Tigressdata is a single computer with 80 hardware threads (40 cores), 768 GB of RAM and an NVIDIA P100 GPU. The system is intended for data analysis and remote visualization of data generated on the HPC clusters. Tigressdata can also be used for developing, debugging and testing codes.

System Configuration and Usage

General Guidelines

As its name implies, tigressdata has fiber connectivity to /tigress (and /projects), which is the large archival storage system. There is also NFS connectivity to selected parallel or scratch storage spaces allocated to the Princeton clusters. Several commercial and open-source packages are installed on tigressdata.

Please be mindful that tigressdata is a shared resource for all users (i.e., there is no job scheduler). Use the htop command and see "Job Scheduling" below to monitor usage.

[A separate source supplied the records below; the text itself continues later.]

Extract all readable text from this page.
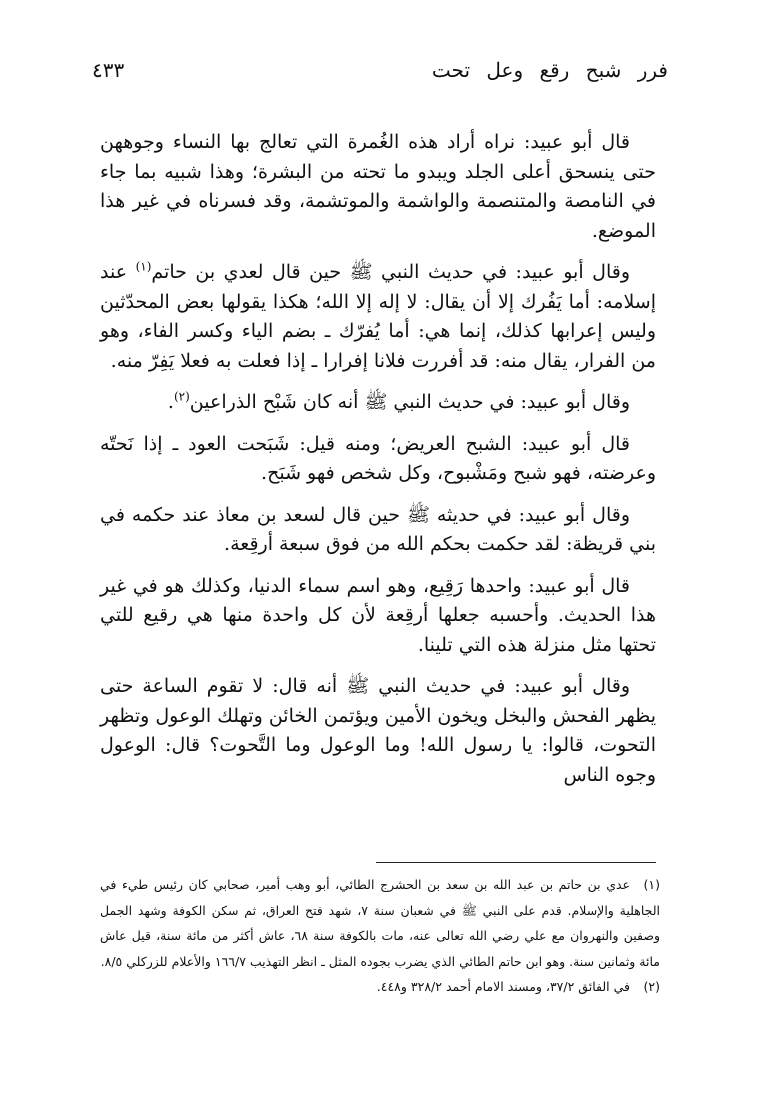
فرر شبح رقع وعل تحت
٤٣٣

قال أبو عبيد: نراه أراد هذه الغُمرة التي تعالج بها النساء وجوههن حتى ينسحق أعلى الجلد ويبدو ما تحته من البشرة؛ وهذا شبيه بما جاء في النامصة والمتنصمة والواشمة والموتشمة، وقد فسرناه في غير هذا الموضع.

وقال أبو عبيد: في حديث النبي ﷺ حين قال لعدي بن حاتم$^{(١)}$ عند إسلامه: أما يَفُرك إلا أن يقال: لا إله إلا الله؛ هكذا يقولها بعض المحدّثين وليس إعرابها كذلك، إنما هي: أما يُفرّك ـ بضم الياء وكسر الفاء، وهو من الفرار، يقال منه: قد أفررت فلانا إفرارا ـ إذا فعلت به فعلا يَفِرّ منه.

وقال أبو عبيد: في حديث النبي ﷺ أنه كان شَبْح الذراعين$^{(٢)}$.

قال أبو عبيد: الشبح العريض؛ ومنه قيل: شَبَحت العود ـ إذا نَحتّه وعرضته، فهو شبح ومَشْبوح، وكل شخص فهو شَبَح.

وقال أبو عبيد: في حديثه ﷺ حين قال لسعد بن معاذ عند حكمه في بني قريظة: لقد حكمت بحكم الله من فوق سبعة أرقِعة.

قال أبو عبيد: واحدها رَقِيع، وهو اسم سماء الدنيا، وكذلك هو في غير هذا الحديث. وأحسبه جعلها أرقِعة لأن كل واحدة منها هي رقيع للتي تحتها مثل منزلة هذه التي تلينا.

وقال أبو عبيد: في حديث النبي ﷺ أنه قال: لا تقوم الساعة حتى يظهر الفحش والبخل ويخون الأمين ويؤتمن الخائن وتهلك الوعول وتظهر التحوت، قالوا: يا رسول الله! وما الوعول وما التَّحوت؟ قال: الوعول وجوه الناس

(١)عدي بن حاتم بن عبد الله بن سعد بن الحشرج الطائي، أبو وهب أمير، صحابي كان رئيس طيء في الجاهلية والإسلام. قدم على النبي ﷺ في شعبان سنة ٧، شهد فتح العراق، ثم سكن الكوفة وشهد الجمل وصفين والنهروان مع علي رضي الله تعالى عنه، مات بالكوفة سنة ٦٨، عاش أكثر من مائة سنة، قيل عاش مائة وثمانين سنة. وهو ابن حاتم الطائي الذي يضرب بجوده المثل ـ انظر التهذيب ١٦٦/٧ والأعلام للزركلي ٨/٥.

(٢)في الفائق ٣٧/٢، ومسند الامام أحمد ٣٢٨/٢ و٤٤٨.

Accessing Files on Della, perseus and tiger

The figure below makes it clear that the /scratch/gpfs filesystems of della, perseus and tiger are accessible from tigressdata:

For example, to access files on della's /scratch/gpfs filesystem from tigressdata use the path /della/scratch/gpfs/<YourNetID>:

$ ssh <YourNetID>@tigressdata.princeton.edu
$ ls /della/scratch/gpfs/<YourNetID>

The commands above also apply to perseus and tiger with the appropriate changes.

Hardware Configuration
  Processor Speed Nodes Cores per Node Memory per Node Total Cores Interconnect Performance: Theoretical
Dell Linux Server
2.4 GHz Gold 6148 Xeon 1 20 768 GB 40 N/A 400+ GFLOPS
Job Scheduling

There is no batch scheduler running on tigressdata, and while the only usage limit imposed is a 250 GB memory limit per process, users are urged to avoid launching processes that will overburden the system. Before launching any memory- or compute-intensive tasks, please check

cat /proc/loadavg
cat /proc/meminfo
The first three values in the loadavg output are running averages of the system load for the last one, five and 15 minutes. Oversubscribing the system with CPU-bound tasks will severely compromise throughput for all users. The MemFree field of the meminfo output is the most important to check before launching a task with a large memory footprint. However, if the SwapFree is significantly less than the SwapTotal value, then performance is already compromised, and adding another memory-intensive task will only exacerbate the problem.